SummaryDown the road from Woodstock, a revolution blossomed at a ramshackle summer camp for teenagers with disabilities, transforming their lives and igniting a landmark movement.
SummaryDown the road from Woodstock, a revolution blossomed at a ramshackle summer camp for teenagers with disabilities, transforming their lives and igniting a landmark movement.
By focusing on specific individuals and the shared starting ground of Camp Jened, the filmmakers find a concrete thread to follow rather than getting lost in how much history there is to cover. More importantly, they bring a personal, empathetic touch to the story that makes it feel immediate, relatable, and like a call to further action.
Watching these movements that preceded great revolutions are really inspiring and make us break even more the prejudice that we have. $1 to buy a Netflix account, Google search: vtvshare
In these, America’s darkest days since the Vietnam War, Crip Camp is an inspiring, upbeat shaft of light and a sobering reminder that whatever conservatives want to say about the ’60s, every now and then, hippies changed America, and helped America change the world.
Footage is surprising, and, occasionally heart-breaking; not because of the disabilities onscreen, but because it recalls the idealism of the 1970s, long since gone.
How important this documentary is and how it makes us reflect on the privileges we have and yet we complain about a lot. Watching these movements that preceded great revolutions are really inspiring and make us break even more the prejudice that we have.
When the 1960s civil rights movement got into high gear, one constituency seeking equality felt left out -- disabled Americans.

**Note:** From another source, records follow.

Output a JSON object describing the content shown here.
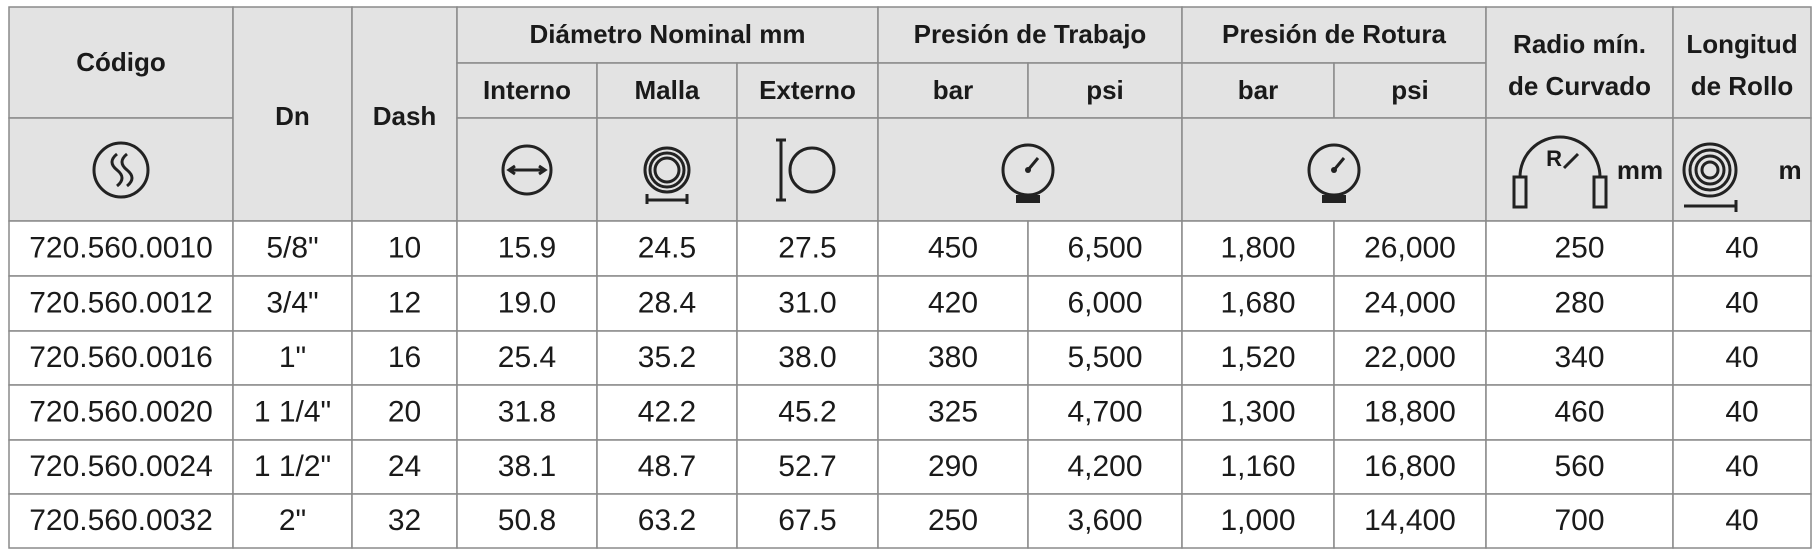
{
  "table": {
    "headers": {
      "codigo": "Código",
      "dn": "Dn",
      "dash": "Dash",
      "diametro": "Diámetro Nominal mm",
      "presion_trabajo": "Presión de Trabajo",
      "presion_rotura": "Presión de Rotura",
      "radio": [
        "Radio mín.",
        "de Curvado"
      ],
      "longitud": [
        "Longitud",
        "de Rollo"
      ]
    },
    "subheaders": [
      "Interno",
      "Malla",
      "Externo",
      "bar",
      "psi",
      "bar",
      "psi"
    ],
    "units": {
      "radio": "mm",
      "longitud": "m"
    },
    "rows": [
      [
        "720.560.0010",
        "5/8\"",
        "10",
        "15.9",
        "24.5",
        "27.5",
        "450",
        "6,500",
        "1,800",
        "26,000",
        "250",
        "40"
      ],
      [
        "720.560.0012",
        "3/4\"",
        "12",
        "19.0",
        "28.4",
        "31.0",
        "420",
        "6,000",
        "1,680",
        "24,000",
        "280",
        "40"
      ],
      [
        "720.560.0016",
        "1\"",
        "16",
        "25.4",
        "35.2",
        "38.0",
        "380",
        "5,500",
        "1,520",
        "22,000",
        "340",
        "40"
      ],
      [
        "720.560.0020",
        "1 1/4\"",
        "20",
        "31.8",
        "42.2",
        "45.2",
        "325",
        "4,700",
        "1,300",
        "18,800",
        "460",
        "40"
      ],
      [
        "720.560.0024",
        "1 1/2\"",
        "24",
        "38.1",
        "48.7",
        "52.7",
        "290",
        "4,200",
        "1,160",
        "16,800",
        "560",
        "40"
      ],
      [
        "720.560.0032",
        "2\"",
        "32",
        "50.8",
        "63.2",
        "67.5",
        "250",
        "3,600",
        "1,000",
        "14,400",
        "700",
        "40"
      ]
    ]
  }
}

But they were not to be denied, and they began finding their voice through a summer camp in the Catskills designed to enable them to experience the feelings of mainstream living. Drawing upon their time here, they would later adapt the lessons learned to push for the equal rights that would eventually become embodied in the Americans with Disabilities Act, an initiative that would go on to have implications internationally. Through a wealth of archive footage and interviews with camp residents and counselors (many of whom were hippies and minorities, themselves seekers of reform and equal rights), directors James Lebrecht and Nicole Newnham tell this little-known story in a revealing and often quite surprising documentary, filled with an array of moments ranging from touching to heartbreaking to inspiring and even hilarious. However, for all its strengths, the film is not without its shortcomings, such as not enough linkage between camp life experience and the legacy it inspired, as well as some less-than-ideal selections of archive footage that seem more incidental than enlightening, material that could have easily been cut. Still, it's indeed captivating to see what can emerge out of humble (and seemingly unrelated) beginnings and the tremendous impact they can have, perhaps the film's greatest asset of all.